The existing rules based systems may also be inherently limited by the irregular payment schedules across a timeline that is associated with payment on a transaction. Existing rules based systems may also be inherently limited by inadequate categorical association and free text characterization that differs across organizational boundaries and by the sheer number of transactions that must be analyzed to spot re-occurring transactions.
Existing relational database manipulation tools may be able find keywords, but the perspective is typically that of the relational database designer, not the individual that relates to the current situation or transaction. Relational databases often do not account for all the entities that are mention in a free text query by a user, and may also fail to understand those characteristics that make the transactions uniquely similar, or dissimilar.
As a further example to the challenges associated with analyzing ad hoc business relationships and the detection of such relationships using conventional relational databases, consider the limitations that may be imposed by some conventional systems involving split payments via a credit card. Split payments with a credit card may be prohibited by both business transaction process documentation.
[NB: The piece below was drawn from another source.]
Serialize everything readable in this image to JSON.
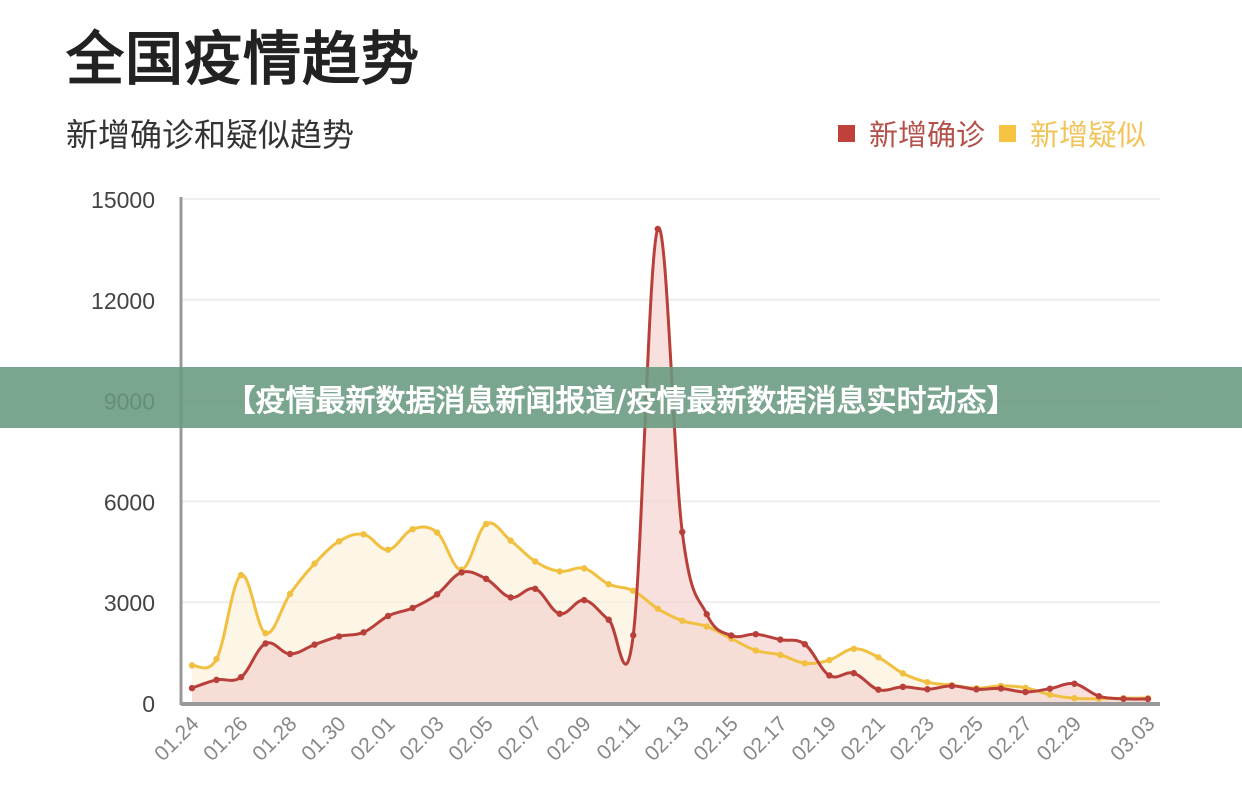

Split payments for computing equipment, office furniture and software purchases may go undetected by present day systems but readily recognized as significant, split credit card purchases when aggregated.
Some present day systems involve attempting to categorize all credit card transactions into a relatively large plurality, (e.g., 100-300) different bins using a rule-based approach. The bins are then individually analyzed looking for repeating transactions. The challenge with this approach is that there may be hundreds or more of such bins, with each bin containing thousands or more credit card transaction entries. And to complicate matters further, many times related transactions are placed in different bins because of the limitations of rules-based system that is being used to categorize or organize the transactions. Still another challenge with the above-described human centric approach is that humans often times bias searches by not being consistent across a time line when it comes to the terminology being used to query across large databases for given types of information.